Negative balance protection is one item in a wider due-diligence process. It sits alongside margin rules, stop-out levels, financing charges and platform behaviour during volatile sessions. Use the InvestorTrip CFD hub to understand how leveraged contracts work in general, and the comparison tool to line up several brokers on the criteria that matter to you before you commit. Modelling financing costs also helps you see how holding leveraged positions affects outcomes over time, independent of any loss cap.

  • Read the CFD basics at /cfd before assessing any single broker feature.
  • Screen multiple brokers side by side at /tools/compare-brokers.
  • Estimate holding costs on leveraged positions with /tools/margin-interest-calculator.

Continue researching

Open related InvestorTrip pages before treating this topic as a final decision.

FAQ

Does Capital Com offer negative balance protection?

This page does not confirm availability. Whether the protection applies depends on the Capital Com entity you contract with, your client classification and current terms. Verify it in the client agreement and risk disclosure for your specific account before trading.

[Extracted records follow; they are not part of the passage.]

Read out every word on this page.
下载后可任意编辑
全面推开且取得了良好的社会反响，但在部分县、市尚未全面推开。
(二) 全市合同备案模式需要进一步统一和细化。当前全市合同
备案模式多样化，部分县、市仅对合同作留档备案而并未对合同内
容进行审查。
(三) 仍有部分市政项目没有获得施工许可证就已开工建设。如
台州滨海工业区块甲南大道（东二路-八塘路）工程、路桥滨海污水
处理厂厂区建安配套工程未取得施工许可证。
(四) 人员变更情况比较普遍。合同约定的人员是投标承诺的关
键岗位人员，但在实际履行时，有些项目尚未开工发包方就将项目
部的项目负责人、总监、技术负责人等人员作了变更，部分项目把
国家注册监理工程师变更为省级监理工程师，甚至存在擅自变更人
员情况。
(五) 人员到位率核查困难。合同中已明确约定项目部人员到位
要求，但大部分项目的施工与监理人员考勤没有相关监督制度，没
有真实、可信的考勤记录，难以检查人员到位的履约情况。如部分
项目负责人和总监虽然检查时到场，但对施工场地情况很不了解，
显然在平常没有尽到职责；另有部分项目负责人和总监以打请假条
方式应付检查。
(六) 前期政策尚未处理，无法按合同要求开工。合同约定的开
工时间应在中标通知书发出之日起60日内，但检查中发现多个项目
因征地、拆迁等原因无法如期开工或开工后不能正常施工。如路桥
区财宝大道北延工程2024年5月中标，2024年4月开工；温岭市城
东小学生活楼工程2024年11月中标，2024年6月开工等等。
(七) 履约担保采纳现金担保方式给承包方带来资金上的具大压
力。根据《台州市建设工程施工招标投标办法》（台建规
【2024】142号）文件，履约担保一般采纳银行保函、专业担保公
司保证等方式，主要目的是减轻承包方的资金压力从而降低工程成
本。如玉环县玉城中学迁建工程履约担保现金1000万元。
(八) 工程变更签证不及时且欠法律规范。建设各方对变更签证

Does negative balance protection stop me from losing money on CFDs?

No. Where it applies, it limits total losses to the funds in your account so you cannot owe more than you deposited. You can still lose your entire balance, and CFD losses can accumulate quickly with leverage.

Do professional clients keep negative balance protection?

Often not. Regulatory rules that mandate the protection usually apply to retail clients, and brokers frequently exclude professional clients. If you consider requesting professional status, confirm in writing how it changes your loss protections first.